Cette attestation, qui complète les déclarations plus évasives de la responsable des ressources humaines quant au fait qu'au cours de l'entretien M. [J] s'est senti mal et a demandé à quitter le bureau, permet de conclure que le salarié établit qu'aux temps et lieu de travail sont survenus un fait accidentel et l'apparition soudaine d'une lésion, le fait que l'intensité de celle-ci se soit accentuée une fois les locaux de l'entreprise quittés n'annihilant en rien sa manifestation primitive sur le lieu même du travail.
Cette démonstration emporte, conformément aux dispositions de l'article
L411-1 du code de la sécurité sociale, l'application de la présomption d'imputabilité au travail, étant constaté qu'aucun élément n'est produit par la caisse en faveur de l'existence d'une cause totalement étrangère au travail susceptible de la renverser.
Faisant donc une analyse différente de celle conduite par les premiers juges, dont le jugement sera infirmé, la cour trouve en la cause des éléments suffisamment probants pour caractériser un accident devant être pris en charge au titre de la législation sur les risques professionnels.
- Sur les dépens et l'article
700 du code de procédure civile:
Compte tenu de l'issue du litige apportée à hauteur d'appel, la CPAM de l'ALLIER, qui succombe à la procédure au sens de l'article
696 du code de procédure civile, sera condamnée aux entiers dépens, tant de première instance que d'appel, la disposition contraire du jugement entrepris étant infirmée.
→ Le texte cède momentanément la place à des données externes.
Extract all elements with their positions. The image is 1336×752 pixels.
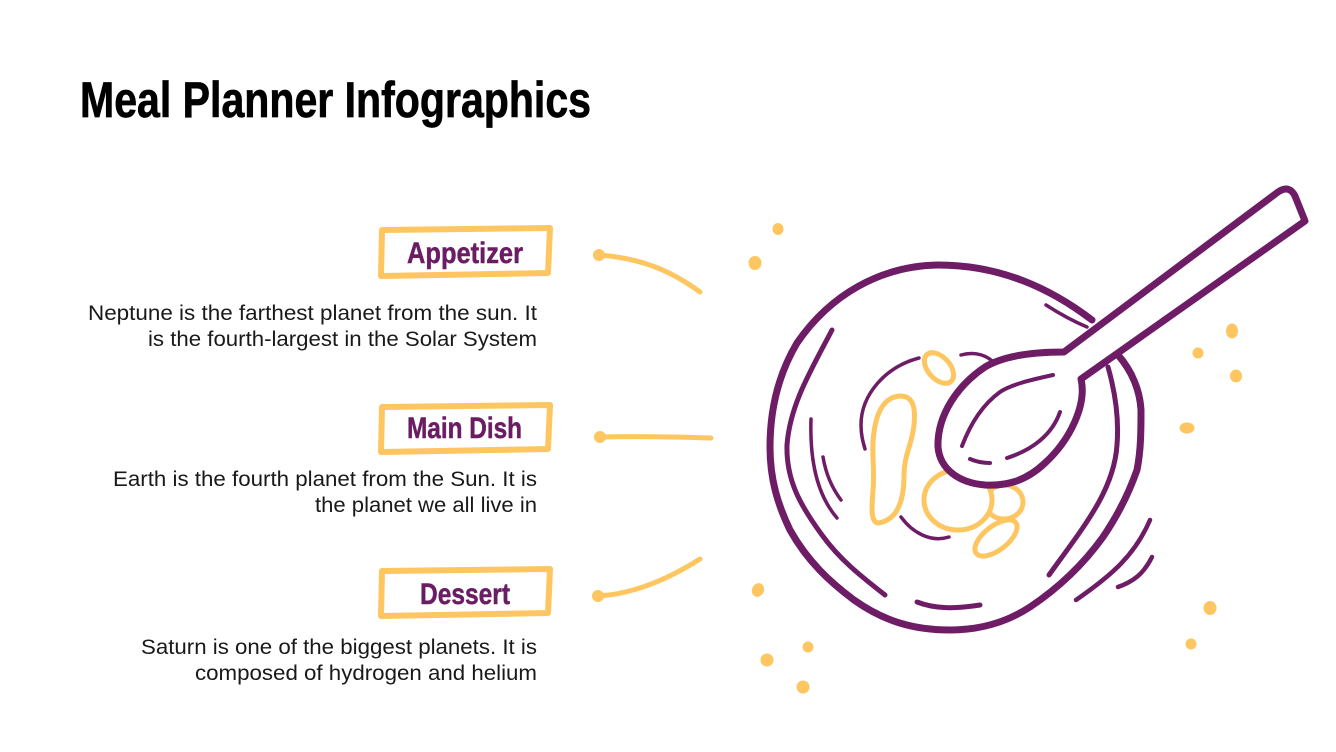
dessert label box — [381, 569, 550, 616]
main dish description: the planet we all live in — [315, 494, 537, 517]
dessert description — [141, 636, 537, 685]
arrow: appetizer connector — [593, 249, 700, 292]
illustration: bowl with spoon — [748, 189, 1305, 694]
panel: main dish — [113, 405, 550, 517]
motion lines — [1076, 520, 1152, 600]
food: purple arcs — [861, 353, 996, 539]
title: Meal Planner Infographics — [80, 72, 591, 128]
bowl rim — [770, 265, 1141, 630]
appetizer description: is the fourth-largest in the Solar System — [148, 328, 537, 351]
appetizer label box — [381, 228, 550, 276]
arrow: main dish connector — [594, 431, 711, 443]
panel: dessert — [141, 569, 550, 685]
dessert description: composed of hydrogen and helium — [195, 662, 537, 685]
dessert description: Saturn is one of the biggest planets. It is — [141, 636, 537, 659]
appetizer heading: Appetizer — [407, 237, 523, 270]
main dish description — [113, 468, 537, 517]
main dish description: Earth is the fourth planet from the Sun. It is — [113, 468, 537, 491]
appetizer description: Neptune is the farthest planet from the sun. It — [88, 302, 537, 325]
appetizer description — [88, 302, 537, 351]
dessert heading: Dessert — [420, 578, 510, 611]
arrow: dessert connector — [592, 559, 700, 602]
decorative dots — [748, 223, 1242, 694]
panel: appetizer — [88, 228, 550, 351]
main dish label box — [381, 405, 550, 452]
spoon — [938, 189, 1305, 485]
food: yellow shapes — [872, 347, 1023, 563]
main dish heading: Main Dish — [407, 412, 522, 445]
Cette condamnation aux dépens exclut qu'il soit fait application à son profit des dispositions de l'article
700 du code de procédure civile.
PAR CES MOTIFS
La Cour, statuant publiquement, par arrêt contradictoire, après en avoir délibéré conformément à la loi,
- Infirme le jugement entrepris en ce qu'il a confirmé la décision de la CPAM de l'ALLIER en date du 27 septembre 2016 refusant la prise en charge de l'accident du 21 mai 2016 déclaré par M. [P] [J] au titre de la législation sur les risques professionnels, débouté M. [P] [J] de ses demandes et condamné ce dernier aux dépens de l'instance ;
Statuant à nouveau de ces chefs,
- Dit que l'accident du 21 mai 2016 déclaré par M. [P] [J] doit être pris en charge au titre de la législation sur les risques professionnels ;
- Condamne la CPAM de l'ALLIER aux dépens de première instance ;
Y ajoutant,
- Déboute la CPAM de l'ALLIER de sa demande fondée sur l'article
700 du code de procédure civile ;
- Condamne la CPAM de l'ALLIER aux dépens d'appel ;
- Déboute les parties de leurs demandes plus amples ou contraires.
Ainsi fait et prononcé lesdits jour, mois et an.